A slim, tall man aged anywhere between 30 and 4o years opened the door of the counselling room and with his hands on her shoulders, steered a girl into a seat adjacent to me, with an air which said ‘ I am with her but I don’t have the illness/ this is your life’. She was very young and you could tell even though she had her hair shorn that she was very pretty. The look on her face and the air around her was disbelief. The counsellor told me to take a seat aside while she spoke to her. Truth be told, I strained to hear their very hushed conversation, not out of nosyness but out of pity. She said she was 15, the counsellor asked her if she had heard of HIV, I did not hear her answer but her reaction made the counsellor say, but that’s why you are here. The expression on her face almost moved me to tears. I was too happy to leave when the counsellor pleaded that I give them a moment. Outside I wondered about the psychological options for a little girl diagnosed with HIV, wondered if she would be ostracised. Wondered about the man who brought her in and if he was responsible for the transmission, if he had been sleeping with her because I have seen such crazy things happen.

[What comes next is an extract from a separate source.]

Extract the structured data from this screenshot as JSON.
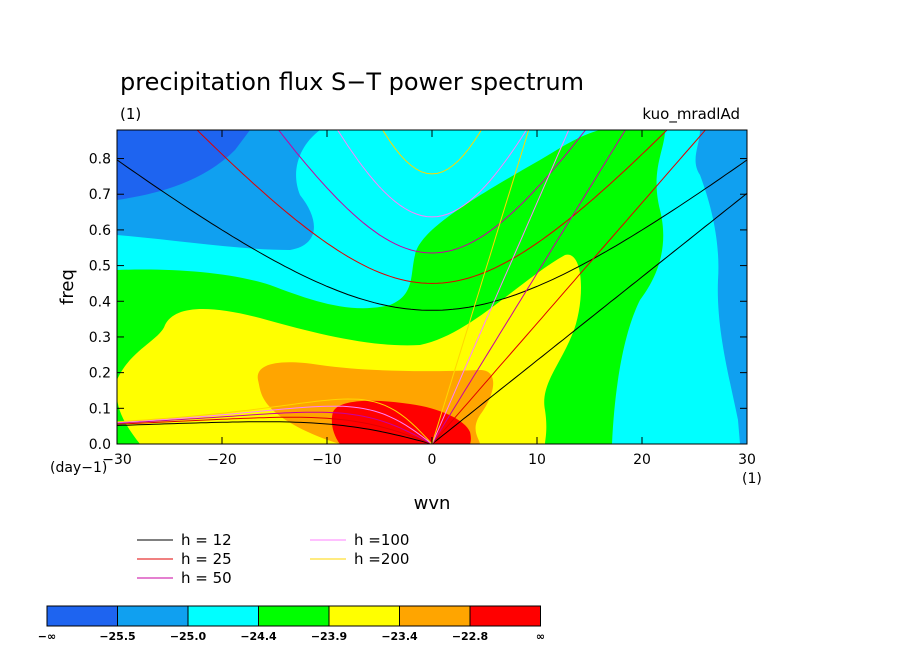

A few minutes later it was my turn to go back in and the counsellor just asked me some questions to ensure I would stick to my treatment and consultation routine, and sent me off. I was then free to go. But not before the attendant hurried after me and handed me his phone number telling me to text my card number and my name the evening before my next appointment. Afterwards he asked me when I wanted the test results to be ready, I said as soon as possible, he said ‘then you know what that means, since this is Nigeria’ so I asked him if it wasn’t meant to be ready before my next appointment. He agreed that it was, so I said I would wait for it. He then told me giving money to people was like giving alms, it wasn’t because I necessarily needed anything from them. (Eyes rolling). Anyway, suffice it to say I parted with 1500 naira that day. My next appointment was a week away.